Донне было лет сорок пять. Свою копну темно-рыжих волос она недавно превратила в модную хитроумную прическу из локонов и завитков, благодаря чему теперь выглядела сзади на двадцать, а спереди на все шестьдесят. У нее была хорошая фигура, плохие зубы, один неважнецкий сын — пьяница — и один хороший, который работал шофером грузовика на дальних рейсах. Хью ей нравился, и она старалась не упустить возможности поговорить с ним, рассказывала ему — иногда, если сидела за соседней кассой, прямо поверх голов покупателей и тележек с продуктами — о своих зубах, о своих сыновьях, о том, что у свекрови рак, о беременности своей собаки и связанных с этим осложнениях, предлагала ему щенков, они пересказывали друг другу содержание фильмов. Она стала звать его Баком, как только он поступил на работу в супермаркет. Говорила: «Ты настоящий Бак Роджерс [4] двадцать первого века. Боюсь, правда, что ты слишком молод, чтобы помнить, каков был настоящий», — и сама смеялась своей шутке.
В то утро она сказала:
— Ну что, Бак, проспал? Как не стыдно?
— Я встал в семь, — попытался он оправдаться.
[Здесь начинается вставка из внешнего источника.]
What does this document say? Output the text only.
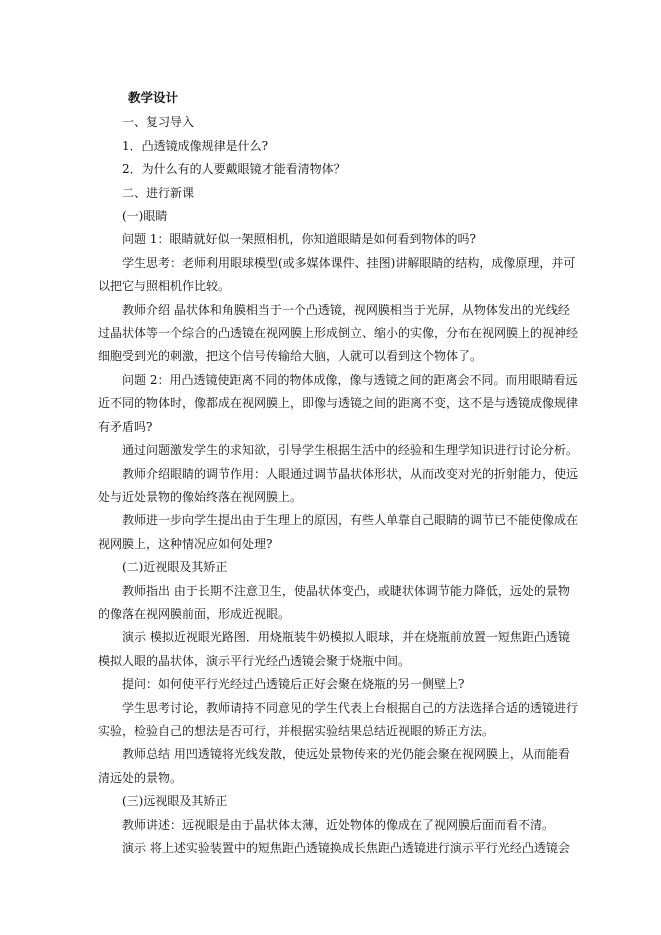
教学设计
一、复习导入
1．凸透镜成像规律是什么?
2．为什么有的人要戴眼镜才能看清物体？
二、进行新课
(一)眼睛
问题 1：眼睛就好似一架照相机，你知道眼睛是如何看到物体的吗?
学生思考：老师利用眼球模型(或多媒体课件、挂图)讲解眼睛的结构，成像原理，并可
以把它与照相机作比较。
教师介绍 晶状体和角膜相当于一个凸透镜，视网膜相当于光屏，从物体发出的光线经
过晶状体等一个综合的凸透镜在视网膜上形成倒立、缩小的实像，分布在视网膜上的视神经
细胞受到光的刺激，把这个信号传输给大脑，人就可以看到这个物体了。
问题 2：用凸透镜使距离不同的物体成像，像与透镜之间的距离会不同。而用眼睛看远
近不同的物体时，像都成在视网膜上，即像与透镜之间的距离不变，这不是与透镜成像规律
有矛盾吗?
通过问题激发学生的求知欲，引导学生根据生活中的经验和生理学知识进行讨论分析。
教师介绍眼睛的调节作用：人眼通过调节晶状体形状，从而改变对光的折射能力，使远
处与近处景物的像始终落在视网膜上。
教师进一步向学生提出由于生理上的原因，有些人单靠自己眼睛的调节已不能使像成在
视网膜上，这种情况应如何处理?
(二)近视眼及其矫正
教师指出 由于长期不注意卫生，使晶状体变凸，或睫状体调节能力降低，远处的景物
的像落在视网膜前面，形成近视眼。
演示 模拟近视眼光路图．用烧瓶装牛奶模拟人眼球，并在烧瓶前放置一短焦距凸透镜
模拟人眼的晶状体，演示平行光经凸透镜会聚于烧瓶中间。
提问：如何使平行光经过凸透镜后正好会聚在烧瓶的另一侧壁上?
学生思考讨论，教师请持不同意见的学生代表上台根据自己的方法选择合适的透镜进行
实验，检验自己的想法是否可行，并根据实验结果总结近视眼的矫正方法。
教师总结 用凹透镜将光线发散，使远处景物传来的光仍能会聚在视网膜上，从而能看
清远处的景物。
(三)远视眼及其矫正
教师讲述：远视眼是由于晶状体太薄，近处物体的像成在了视网膜后面而看不清。
演示 将上述实验装置中的短焦距凸透镜换成长焦距凸透镜进行演示平行光经凸透镜会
— А почему бежал? От тебя же просто пар идет!
Он стоял, не зная, что ответить, потом уцепился за слово «бежал».
— Я бегал. Знаешь, говорят, это полезно.
— Да-да, мне вроде бы даже какая-то популярная книжонка об этом попадалась. Тот же бег трусцой, только с большей нагрузкой. А ты что, просто раз десять обегаешь квартал? Или ходишь на стадион?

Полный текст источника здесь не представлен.